Mars 2011
Communiqué n°5 du 30 rue du lieu de santé / L’habite asociale
Jusque là, la vie du 30 rencontrait un obstacle majeur qui l’empêchait de se déployer en toute insouciance et, à vrai dire, en toute offensivité : combien de temps nous reste-il ? Combien de jours, de semaines ou de mois pour élaborer toute une existence tournée contre l’ordre dominant ? Non pas à sa marge mais en son sein et au grand jour en lui arrachant un lieu et, par la même occasion, du temps.

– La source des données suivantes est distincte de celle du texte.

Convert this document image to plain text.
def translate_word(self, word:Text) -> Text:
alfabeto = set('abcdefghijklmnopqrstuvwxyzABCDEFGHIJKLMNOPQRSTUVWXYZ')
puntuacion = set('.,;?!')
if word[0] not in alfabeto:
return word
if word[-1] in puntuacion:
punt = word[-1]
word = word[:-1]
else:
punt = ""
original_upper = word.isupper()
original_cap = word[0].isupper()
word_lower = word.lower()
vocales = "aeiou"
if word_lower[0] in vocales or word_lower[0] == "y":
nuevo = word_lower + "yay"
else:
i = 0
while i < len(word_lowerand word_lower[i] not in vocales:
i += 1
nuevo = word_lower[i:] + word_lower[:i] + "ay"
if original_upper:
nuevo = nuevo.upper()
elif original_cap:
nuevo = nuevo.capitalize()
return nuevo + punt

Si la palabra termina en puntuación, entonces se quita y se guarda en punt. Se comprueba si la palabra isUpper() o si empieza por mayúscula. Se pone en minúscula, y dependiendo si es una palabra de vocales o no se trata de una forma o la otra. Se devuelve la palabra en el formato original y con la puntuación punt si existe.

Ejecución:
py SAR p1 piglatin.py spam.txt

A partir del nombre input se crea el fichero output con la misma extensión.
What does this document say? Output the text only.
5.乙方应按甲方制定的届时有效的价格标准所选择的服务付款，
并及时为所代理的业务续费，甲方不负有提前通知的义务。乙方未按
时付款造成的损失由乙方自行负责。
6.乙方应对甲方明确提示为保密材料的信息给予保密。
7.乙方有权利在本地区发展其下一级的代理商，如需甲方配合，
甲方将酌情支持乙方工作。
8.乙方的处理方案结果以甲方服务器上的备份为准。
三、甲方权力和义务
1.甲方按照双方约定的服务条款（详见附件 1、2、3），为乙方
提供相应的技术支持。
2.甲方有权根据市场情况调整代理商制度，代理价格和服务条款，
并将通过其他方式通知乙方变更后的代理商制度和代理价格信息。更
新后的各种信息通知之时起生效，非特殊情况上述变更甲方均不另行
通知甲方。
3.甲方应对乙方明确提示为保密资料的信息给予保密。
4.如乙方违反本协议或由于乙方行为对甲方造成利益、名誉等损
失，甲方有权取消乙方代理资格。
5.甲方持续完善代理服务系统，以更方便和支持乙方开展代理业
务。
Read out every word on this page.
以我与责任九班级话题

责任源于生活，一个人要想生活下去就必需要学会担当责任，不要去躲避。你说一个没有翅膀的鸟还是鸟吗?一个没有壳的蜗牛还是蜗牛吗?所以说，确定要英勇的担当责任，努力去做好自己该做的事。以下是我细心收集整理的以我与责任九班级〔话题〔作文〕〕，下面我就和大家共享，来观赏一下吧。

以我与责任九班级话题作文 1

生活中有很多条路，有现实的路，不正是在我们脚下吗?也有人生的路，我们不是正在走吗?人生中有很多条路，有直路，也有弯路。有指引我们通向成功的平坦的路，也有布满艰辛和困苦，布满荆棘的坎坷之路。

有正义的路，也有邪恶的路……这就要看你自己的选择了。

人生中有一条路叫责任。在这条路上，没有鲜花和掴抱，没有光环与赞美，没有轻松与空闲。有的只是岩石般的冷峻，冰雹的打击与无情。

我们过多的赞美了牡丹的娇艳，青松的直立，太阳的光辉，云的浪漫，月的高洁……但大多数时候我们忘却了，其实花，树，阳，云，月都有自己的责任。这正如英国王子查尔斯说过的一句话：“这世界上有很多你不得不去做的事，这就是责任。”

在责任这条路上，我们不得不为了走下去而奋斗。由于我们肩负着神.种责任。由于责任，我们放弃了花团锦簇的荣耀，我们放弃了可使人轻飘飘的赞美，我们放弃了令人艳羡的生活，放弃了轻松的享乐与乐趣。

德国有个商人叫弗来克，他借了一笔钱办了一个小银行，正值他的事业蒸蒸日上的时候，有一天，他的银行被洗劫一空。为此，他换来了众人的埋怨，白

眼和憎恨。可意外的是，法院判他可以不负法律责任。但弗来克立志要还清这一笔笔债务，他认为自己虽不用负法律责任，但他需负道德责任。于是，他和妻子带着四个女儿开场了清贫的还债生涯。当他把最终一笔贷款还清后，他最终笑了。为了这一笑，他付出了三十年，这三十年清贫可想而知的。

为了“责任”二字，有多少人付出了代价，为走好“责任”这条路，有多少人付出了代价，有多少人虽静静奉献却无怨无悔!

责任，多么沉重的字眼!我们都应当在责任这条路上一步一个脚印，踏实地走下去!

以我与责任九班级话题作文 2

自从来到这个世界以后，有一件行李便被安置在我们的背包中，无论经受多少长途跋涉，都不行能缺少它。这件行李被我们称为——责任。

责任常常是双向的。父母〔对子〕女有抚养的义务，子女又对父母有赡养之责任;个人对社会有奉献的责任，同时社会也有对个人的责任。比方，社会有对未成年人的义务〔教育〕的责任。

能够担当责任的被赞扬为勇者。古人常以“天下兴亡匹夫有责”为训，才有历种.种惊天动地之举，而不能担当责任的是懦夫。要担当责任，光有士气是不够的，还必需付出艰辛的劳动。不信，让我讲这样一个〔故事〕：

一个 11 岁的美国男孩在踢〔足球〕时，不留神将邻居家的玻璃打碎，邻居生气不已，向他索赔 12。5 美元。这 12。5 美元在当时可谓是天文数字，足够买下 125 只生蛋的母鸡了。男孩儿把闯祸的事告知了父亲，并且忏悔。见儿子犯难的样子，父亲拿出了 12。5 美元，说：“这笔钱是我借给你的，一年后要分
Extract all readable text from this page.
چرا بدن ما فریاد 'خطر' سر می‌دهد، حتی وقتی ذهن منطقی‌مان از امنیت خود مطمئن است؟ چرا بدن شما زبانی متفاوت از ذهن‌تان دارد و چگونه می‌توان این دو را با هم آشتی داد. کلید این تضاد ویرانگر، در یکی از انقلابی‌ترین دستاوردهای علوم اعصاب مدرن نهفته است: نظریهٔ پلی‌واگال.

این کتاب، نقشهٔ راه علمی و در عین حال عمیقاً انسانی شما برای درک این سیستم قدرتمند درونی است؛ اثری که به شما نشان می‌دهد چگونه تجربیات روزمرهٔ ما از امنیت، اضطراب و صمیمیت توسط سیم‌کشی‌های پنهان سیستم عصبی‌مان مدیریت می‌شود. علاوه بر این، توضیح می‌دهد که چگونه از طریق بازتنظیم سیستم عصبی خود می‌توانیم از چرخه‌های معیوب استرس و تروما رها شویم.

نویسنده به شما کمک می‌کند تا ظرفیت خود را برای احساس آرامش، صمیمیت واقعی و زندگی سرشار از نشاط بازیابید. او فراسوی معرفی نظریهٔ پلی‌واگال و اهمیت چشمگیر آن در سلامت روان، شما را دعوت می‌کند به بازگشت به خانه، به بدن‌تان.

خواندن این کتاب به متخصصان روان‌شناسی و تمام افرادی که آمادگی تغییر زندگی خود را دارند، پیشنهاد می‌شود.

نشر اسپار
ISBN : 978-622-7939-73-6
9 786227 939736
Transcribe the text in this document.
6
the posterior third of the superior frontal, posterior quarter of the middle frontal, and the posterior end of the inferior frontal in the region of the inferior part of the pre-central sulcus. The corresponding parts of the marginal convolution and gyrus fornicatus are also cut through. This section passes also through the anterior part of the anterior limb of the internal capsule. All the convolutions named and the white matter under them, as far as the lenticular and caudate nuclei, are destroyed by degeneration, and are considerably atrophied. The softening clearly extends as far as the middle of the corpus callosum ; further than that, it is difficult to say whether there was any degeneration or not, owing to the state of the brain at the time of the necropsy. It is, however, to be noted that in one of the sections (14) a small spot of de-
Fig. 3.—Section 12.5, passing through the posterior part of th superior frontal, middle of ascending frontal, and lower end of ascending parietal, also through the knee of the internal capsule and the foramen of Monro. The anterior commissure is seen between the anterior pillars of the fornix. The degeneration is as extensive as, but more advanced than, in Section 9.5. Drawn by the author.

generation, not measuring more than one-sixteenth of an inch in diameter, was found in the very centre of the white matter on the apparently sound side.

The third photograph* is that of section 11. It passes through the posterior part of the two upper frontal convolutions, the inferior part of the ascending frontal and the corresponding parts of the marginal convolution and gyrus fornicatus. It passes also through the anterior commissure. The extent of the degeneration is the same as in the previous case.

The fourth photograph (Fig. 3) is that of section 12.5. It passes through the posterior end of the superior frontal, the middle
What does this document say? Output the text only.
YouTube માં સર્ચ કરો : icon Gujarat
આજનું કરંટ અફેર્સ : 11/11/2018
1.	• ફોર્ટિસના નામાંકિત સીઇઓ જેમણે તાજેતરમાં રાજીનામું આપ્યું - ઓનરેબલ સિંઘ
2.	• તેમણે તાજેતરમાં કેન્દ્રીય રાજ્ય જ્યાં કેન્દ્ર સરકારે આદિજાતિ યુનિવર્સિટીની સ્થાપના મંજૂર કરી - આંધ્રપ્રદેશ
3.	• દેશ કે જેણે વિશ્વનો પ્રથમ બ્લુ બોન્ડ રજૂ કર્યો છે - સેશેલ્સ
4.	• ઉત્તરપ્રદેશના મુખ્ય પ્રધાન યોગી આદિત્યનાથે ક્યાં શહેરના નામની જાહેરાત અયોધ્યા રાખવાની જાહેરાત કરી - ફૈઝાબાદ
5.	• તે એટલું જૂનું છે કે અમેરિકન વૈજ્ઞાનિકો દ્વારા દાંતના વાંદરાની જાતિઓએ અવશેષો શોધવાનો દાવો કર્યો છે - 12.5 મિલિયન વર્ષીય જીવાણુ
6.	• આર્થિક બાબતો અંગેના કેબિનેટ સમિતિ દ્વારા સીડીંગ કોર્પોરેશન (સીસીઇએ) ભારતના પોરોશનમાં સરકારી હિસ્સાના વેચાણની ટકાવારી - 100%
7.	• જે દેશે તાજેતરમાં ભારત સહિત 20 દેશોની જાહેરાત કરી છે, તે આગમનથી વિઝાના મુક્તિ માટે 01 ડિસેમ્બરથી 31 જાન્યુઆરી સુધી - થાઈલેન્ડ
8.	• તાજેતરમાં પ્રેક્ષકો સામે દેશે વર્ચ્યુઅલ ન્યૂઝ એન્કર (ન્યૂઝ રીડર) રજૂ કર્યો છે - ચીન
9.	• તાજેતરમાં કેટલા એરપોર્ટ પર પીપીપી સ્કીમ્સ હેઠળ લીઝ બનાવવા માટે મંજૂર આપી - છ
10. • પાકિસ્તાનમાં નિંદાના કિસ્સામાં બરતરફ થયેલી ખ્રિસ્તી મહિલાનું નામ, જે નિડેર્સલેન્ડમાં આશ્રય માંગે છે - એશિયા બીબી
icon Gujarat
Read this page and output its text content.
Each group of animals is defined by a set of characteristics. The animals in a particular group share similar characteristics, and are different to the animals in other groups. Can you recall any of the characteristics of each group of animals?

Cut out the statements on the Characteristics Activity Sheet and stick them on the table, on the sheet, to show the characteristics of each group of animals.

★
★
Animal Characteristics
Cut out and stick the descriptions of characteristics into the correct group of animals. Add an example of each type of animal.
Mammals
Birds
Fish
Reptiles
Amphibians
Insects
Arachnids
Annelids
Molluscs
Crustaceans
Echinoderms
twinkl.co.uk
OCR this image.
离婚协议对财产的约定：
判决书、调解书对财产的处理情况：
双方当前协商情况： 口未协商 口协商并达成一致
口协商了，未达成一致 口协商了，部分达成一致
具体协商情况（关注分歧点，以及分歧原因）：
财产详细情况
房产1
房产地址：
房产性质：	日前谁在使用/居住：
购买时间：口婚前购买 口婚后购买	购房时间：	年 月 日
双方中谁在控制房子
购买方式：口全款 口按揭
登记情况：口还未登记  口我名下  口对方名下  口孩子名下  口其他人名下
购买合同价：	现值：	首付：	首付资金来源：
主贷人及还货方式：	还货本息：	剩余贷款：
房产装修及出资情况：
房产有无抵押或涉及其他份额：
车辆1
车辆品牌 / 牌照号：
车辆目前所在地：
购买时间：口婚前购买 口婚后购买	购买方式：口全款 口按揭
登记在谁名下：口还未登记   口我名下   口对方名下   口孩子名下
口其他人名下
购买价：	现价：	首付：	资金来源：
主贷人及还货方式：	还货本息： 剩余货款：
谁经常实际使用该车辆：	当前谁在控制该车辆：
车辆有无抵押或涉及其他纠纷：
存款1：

Avouons le, la justice nous a donné six mois pendant lesquels un véritable complot existentiel pourra s’installer dans cet immeuble qui a autrefois hébergé la résistance algérienne du FLN. Non pas parce que la justice est juste ; cela ne veut rien dire, mais parce que dans la guerre qu’elle nous a livrée, nous avons su faire confiance au bon stratège. Nous avons choisi un avocat qui, ayant bien compris que la justice n’est qu’une affaire de rapports de force, a su trouver les bonnes répliques pour que la comédie judiciaire, pour une fois, nous amuse réellement. Nous, qui sommes convaincus que la justice est bien plus un terrain d’affrontements qu’un espace de neutralité régi par une idée objective, ne nous étonnons pas que ce verdict très favorable au vu des exigences du plaignant (expulsion sous 8 jours et 1000 euros d’amende) tombe alors que la magistrature se mobilise face à une réforme et semble chercher plusieurs moyens de pression. Six mois d’impunité pour une vie débarrassée des contraintes qui nous isolent et nous réduisent à la survie : travailler pour payer son loyer, son assurance, son sandwich triangle entre 2h de bureau, pour voir un bon film sur grand écran, etc. Bref, 6 mois pendant lesquels nous n’aurons pas à montrer patte blanche et à mener la vie qu’on voudrait nous faire subir.